Durant vingt ans, le duo collabore étroitement et construit une nouvelle vision bouleversant la façon dont la science conçoit le cosmos. Ce serait la «dernière théorie» de Stephen Hawking, disparu en 2018 à l’âge de 76 ans.
Lire aussi: Stephen Hawking, ou la pas si brève histoire du génie qui s’est éteint
Thomas Hertog l’expose pour la première fois en intégralité dans son livre L’origine du temps, paru au printemps 2023 au Royaume-Uni et en France.
Dans un entretien à l’AFP, l’auteur a raconté sa collaboration avec son mentor et ami. Et décrit comment Hawking a finalement estimé que son livre phare Une brève histoire du temps, vendu à plus de 10 millions d’exemplaires, avait été écrit «du mauvais point de vue».
L’univers répond à un «design»
A leur rencontre, Hawking aborde d’emblée la question qui le taraude. «L’univers que nous observons paraît répondre à un design», lui lance-t-il via son boîtier de dialogue qui lui donne une voix de robot. «Les lois de la physique se révèlent parfaites pour que l’univers soit habitable», développe Thomas Hertog.
Cette remarquable chaîne de circonstances favorables s’étend de l’équilibre délicat permettant aux atomes de former les molécules nécessaires à la chimie, jusqu’à l’expansion de l’univers lui-même, qui permet l’apparition de vastes structures comme les galaxies.
«De sa naissance violente, l’univers a émergé dans une configuration spectaculairement adaptée au développement de la vie – même si celui-ci n’aurait lieu que des milliards d’années plus tard», écrit le scientifique.

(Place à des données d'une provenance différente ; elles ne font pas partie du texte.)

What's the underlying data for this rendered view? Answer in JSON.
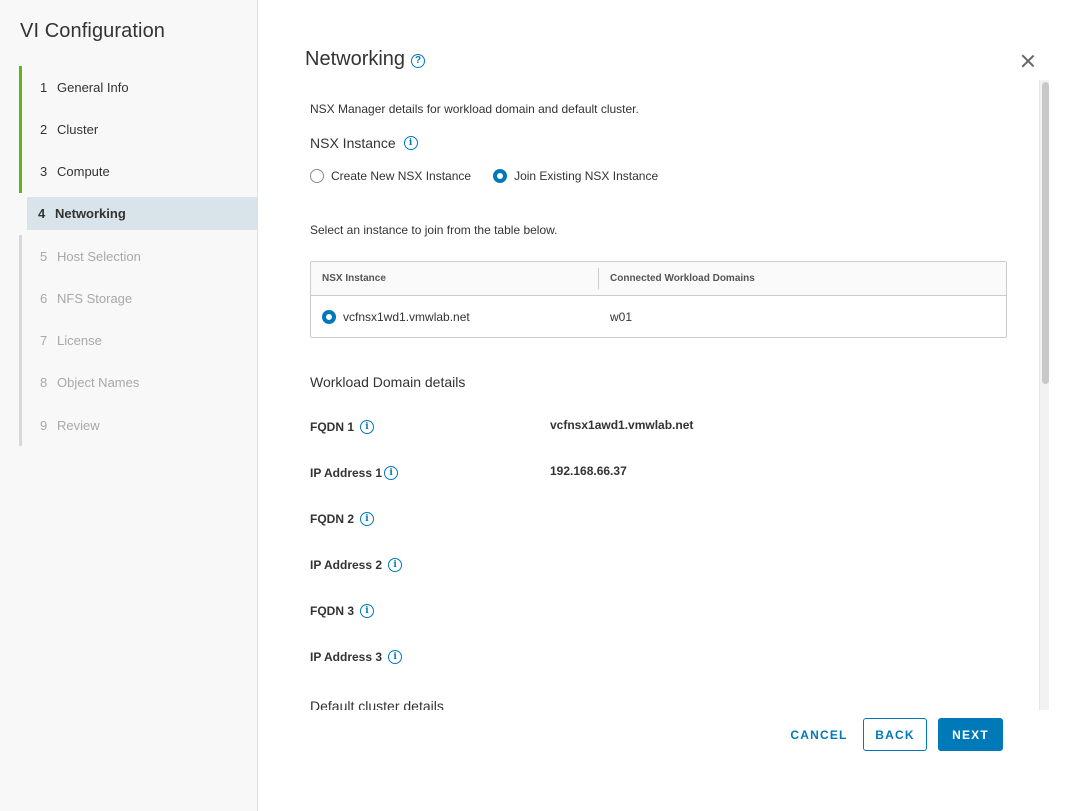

Une réponse «à la mode» à cette énigme est le multivers, idée récemment devenue populaire au cinéma. Cette théorie tente d’expliquer la nature apparemment façonnée de l’univers, en en faisant un parmi d’innombrables autres, qui seraient eux «sans intérêt, sans vie», selon le cosmologiste de 47 ans.
Mais Hawking s’est rendu compte du «grand bourbier de paradoxes dans lequel le multivers nous entraînait». Le multivers et même Une brève histoire du temps étaient des «tentatives pour décrire la création et l’évolution de notre univers en se plaçant depuis ce que Stephen appellerait une 'perspective divine'», poursuit Thomas Hertog.
Pendant 15 ans, les deux scientifiques font appel à l’étrangeté de la théorie quantique pour proposer une nouvelle théorie, à partir d’un nouveau point de vue.
«J’ai cru que c’était fini»
En 2008, Hawking perd la capacité d’utiliser son boîtier de dialogue, s’isolant davantage. «J’ai cru que c’était fini», témoigne Thomas Hertog. Mais le duo développe une communication non verbale «quelque peu magique», et peut continuer à travailler.
Thomas Hertog se place en face du physicien, et lui pose des questions en le regardant dans les yeux. Hawking «avait une très large gamme d’expressions faciales, allant du désaccord extrême à l’excitation extrême». Le lien est tel qu’il est, selon lui, «impossible de distinguer» les idées émanant de lui ou de Hawking.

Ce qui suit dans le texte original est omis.